DENVER—Regular use of nonaspirin non-steroidal anti-inflammatory drugs (NSAIDs) and acetaminophen may increase the risk for renal cell carcinoma (RCC), according to researchers.
In a prospective study of more than 140,000 individuals, investigators found that the risk for RCC was 52% greater among subjects who used nonaspirin NSAIDs twice a week or more and 46% greater for those who took acetaminophen twice a week or more compared with subjects who used these medications less frequently.
If these findings are confirmed in future studies, it may be possible to lower RCC rates by decreasing the use of these medications, said lead investigator Eunyoung Cho, ScD, an epidemiologist at Brigham and Women’s Hospital and Assistant Professor of Medicine at Harvard Medical School in Boston. She and her colleagues observed no association between aspirin and RCC risk.
“There have been some small prospective studies with aspirin, but this is the first prospective study of nonaspirin analgesics in relation to renal cell carcinoma,” Dr. Cho said.
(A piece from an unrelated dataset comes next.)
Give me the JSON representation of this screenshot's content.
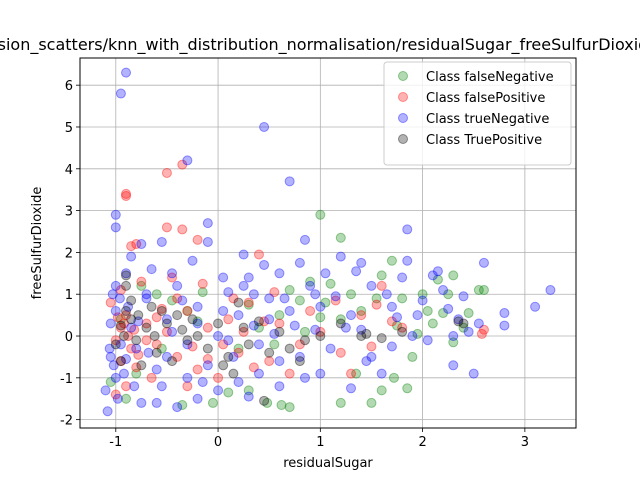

Dr. Cho, who presented the study findings here at the American Association for Cancer Research annual meeting, said previous epidemiologic studies have pointed to an association between analgesic use and an increased risk for the development of RCC, but most of these studies have been retrospective.
Acetaminophen is a major metabolite of phenacetin, an analgesic compound banned in the United States and worldwide in the mid-1980s because of its carcinogenic effect in the kidney.
In addition, studies have linked long-term use of acetaminophen to a decline in renal function as well as an increased risk of CKD and hypertension. Conversely, studies have shown that regular aspirin use is associated with a reduced risk of some malignancies, including colorectal, breast, ovarian, and lung cancer.
Dr. Cho and her colleagues analyzed data from the Nurses’ Health Study (NHS) and the Health Professionals Follow-Up Study (HPFS). The NHS included 121,700 women aged 30-55 years at the start of the study in 1976.
The HPFS included 51,529 male health professionals (dentists, veterinarians, pharmacists, optometrists, osteopathic physicians, and podiatrists). Subjects were aged 40-75 at the start of the study in 1986.
All participants in both studies provided information on analgesic use at baseline (1990 in the NHS and 1986 in the HPFS). During 14 years of follow-up for the NHS cohort and 20 years of follow-up for the HPFS cohort, the researchers documented 324 cases of RCC (146 women and 178 men).
“We expected that aspirin would be inversely associated with renal cell carcinoma,” Dr. Cho told Renal & Urology News. “We thought there would be some protection, but that was not the case.”